Today at the Financial Times Cyber Security Summit in London, Ilia Kolochenko – chief executive officer and founder of High-Tech Bridge – held a talk about “why we still cannot stop cybercrime.”
In it, he laid bare an uncomfortable truth about cyber security: Businesses and governments across the world are spending more on security, but are being hacked more than ever. “Something is very wrong,” he said.
A raft of statistics from multiple sources painted the picture. Worldwide information security spending will hit $170 billion by 2020, venture capitalists spent $3.3 billion in 2015 on cyber security startups, the EU is planning a $2 billion investment into cyber security research and the US is planning to spend $19 billion on the area.
But, despite this investment, the hackers are still coming out on top. A PwC report said that cyber crime has risen by 20 per cent every year since 2014. KPMG reported that 81 per cent of healthcare organisations have been compromised in the last year and, according to Trend Micro, ransomware has risen by 172 per cent in the first half of 2016.
And the list goes on: earlier this week Lloyd’s of London reported that nine out of ten European businesses have suffered a cyber attack in the last five years and Gemalto revealed that there has been 15 per cent more data breaches in the first half of this year compared to 2015.
“As we compare cyber security and cyber crime we can definitely see that something is wrong,” Kolochenko said. “What many cyber security vendors are saying is that it’s not a question of if you will get hacked, but when you will get hacked.

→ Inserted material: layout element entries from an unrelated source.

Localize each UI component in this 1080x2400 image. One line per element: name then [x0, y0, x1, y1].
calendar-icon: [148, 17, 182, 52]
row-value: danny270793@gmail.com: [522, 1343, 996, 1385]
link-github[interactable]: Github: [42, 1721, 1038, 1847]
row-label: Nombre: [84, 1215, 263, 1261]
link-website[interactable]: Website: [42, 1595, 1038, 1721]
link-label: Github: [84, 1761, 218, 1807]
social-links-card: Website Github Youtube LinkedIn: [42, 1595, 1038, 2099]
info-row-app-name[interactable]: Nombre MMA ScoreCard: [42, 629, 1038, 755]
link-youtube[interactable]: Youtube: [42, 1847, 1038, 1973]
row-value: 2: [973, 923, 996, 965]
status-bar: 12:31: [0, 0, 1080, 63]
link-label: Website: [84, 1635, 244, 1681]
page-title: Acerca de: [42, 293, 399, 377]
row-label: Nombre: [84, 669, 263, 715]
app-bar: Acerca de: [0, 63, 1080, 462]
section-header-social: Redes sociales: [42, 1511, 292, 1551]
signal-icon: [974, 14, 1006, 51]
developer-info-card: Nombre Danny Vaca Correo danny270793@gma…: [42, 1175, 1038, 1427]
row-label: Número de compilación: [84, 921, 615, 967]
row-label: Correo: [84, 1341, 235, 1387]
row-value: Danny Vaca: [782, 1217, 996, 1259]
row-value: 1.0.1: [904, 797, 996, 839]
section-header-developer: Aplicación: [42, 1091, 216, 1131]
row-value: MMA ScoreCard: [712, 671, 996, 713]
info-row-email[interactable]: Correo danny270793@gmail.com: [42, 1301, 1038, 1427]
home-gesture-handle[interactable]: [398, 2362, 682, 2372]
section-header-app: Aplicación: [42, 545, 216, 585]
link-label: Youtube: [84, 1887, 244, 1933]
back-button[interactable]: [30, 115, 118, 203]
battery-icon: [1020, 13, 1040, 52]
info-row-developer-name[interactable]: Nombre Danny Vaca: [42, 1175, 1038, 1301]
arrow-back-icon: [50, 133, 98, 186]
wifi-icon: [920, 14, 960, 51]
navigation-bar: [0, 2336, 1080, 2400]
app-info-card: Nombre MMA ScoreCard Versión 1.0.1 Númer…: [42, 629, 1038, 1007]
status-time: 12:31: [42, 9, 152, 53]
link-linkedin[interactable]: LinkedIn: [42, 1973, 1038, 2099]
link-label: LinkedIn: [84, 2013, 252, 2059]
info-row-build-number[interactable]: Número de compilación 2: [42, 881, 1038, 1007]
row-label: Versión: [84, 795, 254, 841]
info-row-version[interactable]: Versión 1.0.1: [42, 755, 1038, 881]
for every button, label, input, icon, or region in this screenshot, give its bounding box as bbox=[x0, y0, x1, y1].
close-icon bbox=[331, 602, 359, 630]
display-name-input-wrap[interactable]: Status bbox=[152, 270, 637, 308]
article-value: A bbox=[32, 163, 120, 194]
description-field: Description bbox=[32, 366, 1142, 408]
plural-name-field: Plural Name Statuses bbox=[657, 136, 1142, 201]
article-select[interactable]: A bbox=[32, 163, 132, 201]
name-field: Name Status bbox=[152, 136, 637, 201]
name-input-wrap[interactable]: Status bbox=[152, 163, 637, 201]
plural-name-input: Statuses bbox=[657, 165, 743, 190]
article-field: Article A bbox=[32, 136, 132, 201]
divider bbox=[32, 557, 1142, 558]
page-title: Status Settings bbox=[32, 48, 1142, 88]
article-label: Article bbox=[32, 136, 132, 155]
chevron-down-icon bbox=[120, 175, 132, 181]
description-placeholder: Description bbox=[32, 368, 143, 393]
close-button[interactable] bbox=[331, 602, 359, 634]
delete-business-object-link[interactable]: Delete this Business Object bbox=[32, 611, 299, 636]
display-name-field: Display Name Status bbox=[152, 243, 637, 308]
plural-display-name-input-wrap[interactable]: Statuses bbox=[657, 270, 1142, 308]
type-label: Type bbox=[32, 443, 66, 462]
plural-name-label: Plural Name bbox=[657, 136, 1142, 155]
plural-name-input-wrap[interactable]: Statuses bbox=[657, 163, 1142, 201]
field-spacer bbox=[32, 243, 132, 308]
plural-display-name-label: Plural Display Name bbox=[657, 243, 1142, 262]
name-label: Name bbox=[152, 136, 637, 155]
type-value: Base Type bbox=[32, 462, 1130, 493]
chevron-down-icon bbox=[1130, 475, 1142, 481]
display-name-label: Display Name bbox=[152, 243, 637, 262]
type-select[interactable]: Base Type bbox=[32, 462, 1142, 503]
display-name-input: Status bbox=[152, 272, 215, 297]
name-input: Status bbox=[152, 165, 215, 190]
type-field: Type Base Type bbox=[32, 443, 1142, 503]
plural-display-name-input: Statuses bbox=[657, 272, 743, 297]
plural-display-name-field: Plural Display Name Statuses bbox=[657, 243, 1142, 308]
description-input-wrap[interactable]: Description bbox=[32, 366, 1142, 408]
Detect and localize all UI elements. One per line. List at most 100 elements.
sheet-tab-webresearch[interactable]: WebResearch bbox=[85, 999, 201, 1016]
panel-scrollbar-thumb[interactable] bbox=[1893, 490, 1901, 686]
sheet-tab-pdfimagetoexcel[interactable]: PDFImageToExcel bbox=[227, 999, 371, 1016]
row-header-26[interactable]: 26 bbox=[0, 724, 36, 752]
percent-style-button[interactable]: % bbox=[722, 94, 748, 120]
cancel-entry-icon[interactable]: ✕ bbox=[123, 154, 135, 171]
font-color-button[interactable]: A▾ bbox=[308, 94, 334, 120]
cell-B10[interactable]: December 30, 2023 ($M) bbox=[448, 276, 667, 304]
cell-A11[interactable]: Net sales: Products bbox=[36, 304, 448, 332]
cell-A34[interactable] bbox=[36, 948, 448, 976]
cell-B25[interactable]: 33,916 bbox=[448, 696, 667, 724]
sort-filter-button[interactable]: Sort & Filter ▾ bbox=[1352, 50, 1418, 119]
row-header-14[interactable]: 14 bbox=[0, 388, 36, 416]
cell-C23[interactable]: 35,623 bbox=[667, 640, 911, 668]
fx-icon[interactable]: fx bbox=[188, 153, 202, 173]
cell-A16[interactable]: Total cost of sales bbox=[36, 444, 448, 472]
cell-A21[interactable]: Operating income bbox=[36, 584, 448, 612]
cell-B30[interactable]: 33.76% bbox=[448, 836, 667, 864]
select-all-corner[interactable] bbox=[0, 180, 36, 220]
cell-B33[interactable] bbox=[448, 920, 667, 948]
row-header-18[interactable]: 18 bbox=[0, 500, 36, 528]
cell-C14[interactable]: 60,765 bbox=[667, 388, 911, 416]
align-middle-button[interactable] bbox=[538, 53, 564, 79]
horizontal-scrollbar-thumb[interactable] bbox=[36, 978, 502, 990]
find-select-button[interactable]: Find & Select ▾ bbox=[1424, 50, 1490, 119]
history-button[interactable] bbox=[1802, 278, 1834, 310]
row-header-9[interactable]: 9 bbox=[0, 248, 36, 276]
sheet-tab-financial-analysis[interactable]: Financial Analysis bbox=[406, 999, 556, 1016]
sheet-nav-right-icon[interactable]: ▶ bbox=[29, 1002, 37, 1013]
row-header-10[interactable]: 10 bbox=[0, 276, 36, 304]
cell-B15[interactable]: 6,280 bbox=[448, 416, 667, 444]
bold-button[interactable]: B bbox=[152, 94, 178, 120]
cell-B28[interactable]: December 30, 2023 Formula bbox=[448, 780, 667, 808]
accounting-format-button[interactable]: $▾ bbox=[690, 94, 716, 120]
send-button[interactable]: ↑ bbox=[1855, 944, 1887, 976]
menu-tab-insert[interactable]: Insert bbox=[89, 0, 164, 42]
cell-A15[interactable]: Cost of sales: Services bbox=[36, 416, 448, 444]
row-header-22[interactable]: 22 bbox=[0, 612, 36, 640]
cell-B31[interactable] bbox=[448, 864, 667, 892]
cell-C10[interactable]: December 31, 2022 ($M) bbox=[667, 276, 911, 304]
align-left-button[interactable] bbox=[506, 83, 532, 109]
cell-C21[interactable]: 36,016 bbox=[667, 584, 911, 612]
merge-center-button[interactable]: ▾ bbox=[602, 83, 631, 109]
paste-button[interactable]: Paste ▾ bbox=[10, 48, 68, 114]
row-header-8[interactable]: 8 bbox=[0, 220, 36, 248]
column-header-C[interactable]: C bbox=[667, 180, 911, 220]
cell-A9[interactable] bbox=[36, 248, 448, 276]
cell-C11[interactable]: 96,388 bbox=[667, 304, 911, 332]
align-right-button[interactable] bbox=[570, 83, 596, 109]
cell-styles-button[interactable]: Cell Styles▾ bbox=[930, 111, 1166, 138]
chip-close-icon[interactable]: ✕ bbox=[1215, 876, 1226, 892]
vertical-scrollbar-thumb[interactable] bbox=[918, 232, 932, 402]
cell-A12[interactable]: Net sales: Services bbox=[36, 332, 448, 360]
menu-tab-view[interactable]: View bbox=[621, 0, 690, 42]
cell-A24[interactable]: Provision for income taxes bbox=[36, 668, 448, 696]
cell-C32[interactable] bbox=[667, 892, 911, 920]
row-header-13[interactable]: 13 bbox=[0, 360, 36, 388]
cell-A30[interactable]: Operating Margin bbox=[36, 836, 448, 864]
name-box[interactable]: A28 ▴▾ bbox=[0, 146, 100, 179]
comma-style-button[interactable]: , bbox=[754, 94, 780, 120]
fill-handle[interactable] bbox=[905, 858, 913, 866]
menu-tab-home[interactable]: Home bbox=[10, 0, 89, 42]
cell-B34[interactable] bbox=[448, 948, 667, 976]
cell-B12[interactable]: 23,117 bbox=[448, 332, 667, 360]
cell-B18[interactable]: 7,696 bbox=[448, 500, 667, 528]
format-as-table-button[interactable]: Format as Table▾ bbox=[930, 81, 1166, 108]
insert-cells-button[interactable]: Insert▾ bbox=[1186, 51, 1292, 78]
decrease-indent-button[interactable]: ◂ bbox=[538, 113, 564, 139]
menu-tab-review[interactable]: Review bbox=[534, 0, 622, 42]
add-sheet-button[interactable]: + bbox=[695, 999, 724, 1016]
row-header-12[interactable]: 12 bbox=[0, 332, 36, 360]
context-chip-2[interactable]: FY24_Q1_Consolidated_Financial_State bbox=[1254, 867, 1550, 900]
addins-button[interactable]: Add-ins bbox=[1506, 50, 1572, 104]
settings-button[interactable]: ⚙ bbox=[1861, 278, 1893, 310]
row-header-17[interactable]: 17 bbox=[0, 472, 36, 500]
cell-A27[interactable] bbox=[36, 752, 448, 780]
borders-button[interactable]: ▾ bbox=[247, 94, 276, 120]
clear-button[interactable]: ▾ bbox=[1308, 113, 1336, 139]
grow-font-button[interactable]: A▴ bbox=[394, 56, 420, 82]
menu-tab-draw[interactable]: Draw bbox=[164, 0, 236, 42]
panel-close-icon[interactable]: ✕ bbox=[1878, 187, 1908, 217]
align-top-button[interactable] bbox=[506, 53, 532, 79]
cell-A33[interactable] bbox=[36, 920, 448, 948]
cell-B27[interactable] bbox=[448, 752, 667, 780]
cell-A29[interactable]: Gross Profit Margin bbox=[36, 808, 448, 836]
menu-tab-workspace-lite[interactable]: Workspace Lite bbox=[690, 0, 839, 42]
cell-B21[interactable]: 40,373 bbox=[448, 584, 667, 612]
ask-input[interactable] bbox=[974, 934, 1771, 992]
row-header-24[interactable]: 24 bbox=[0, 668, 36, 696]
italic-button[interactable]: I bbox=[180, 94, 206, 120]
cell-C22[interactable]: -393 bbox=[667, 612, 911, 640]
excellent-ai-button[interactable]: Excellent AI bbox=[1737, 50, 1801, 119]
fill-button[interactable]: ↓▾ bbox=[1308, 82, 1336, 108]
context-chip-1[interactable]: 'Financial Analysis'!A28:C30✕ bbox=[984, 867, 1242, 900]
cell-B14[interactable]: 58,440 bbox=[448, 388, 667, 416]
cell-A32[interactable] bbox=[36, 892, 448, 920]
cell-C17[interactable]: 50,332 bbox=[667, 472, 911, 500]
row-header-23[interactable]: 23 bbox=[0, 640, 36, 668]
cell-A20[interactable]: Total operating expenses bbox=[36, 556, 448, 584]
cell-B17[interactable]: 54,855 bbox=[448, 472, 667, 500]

Now, can you imagine you bank saying it’s not a question of if I lose your savings but when I lose your savings?”
So, what’s going wrong? Obviously there is no simple answer, but one factor outlined by Kolochenko is that businesses are looking at cyber security the wrong way. Too often, he said, businesses are preoccupied with following the trends and purchasing tools and solutions just because that’s what everyone else is doing. Instead, businesses need to concentrate more on what is best for them. “Cyber security is about efficiency and effectiveness, not just acquiring new products” and by identifying the risks to “appropriate to the business,” organisations will be better placed to defend against attacks.
"There is too much of a focus on cure rather than prevention and often a lack of recognition of the importance of security at board level," he continued, and a "limited willingness to adopt robust continuous monitoring of all systems using both security tools together with people skills, so that every boundary is patrolled and breaches prevented."
“Cyber security is not rocket science. By "doing the right things right” and keeping things simple, businesses will “have much more success fighting cyber crime.”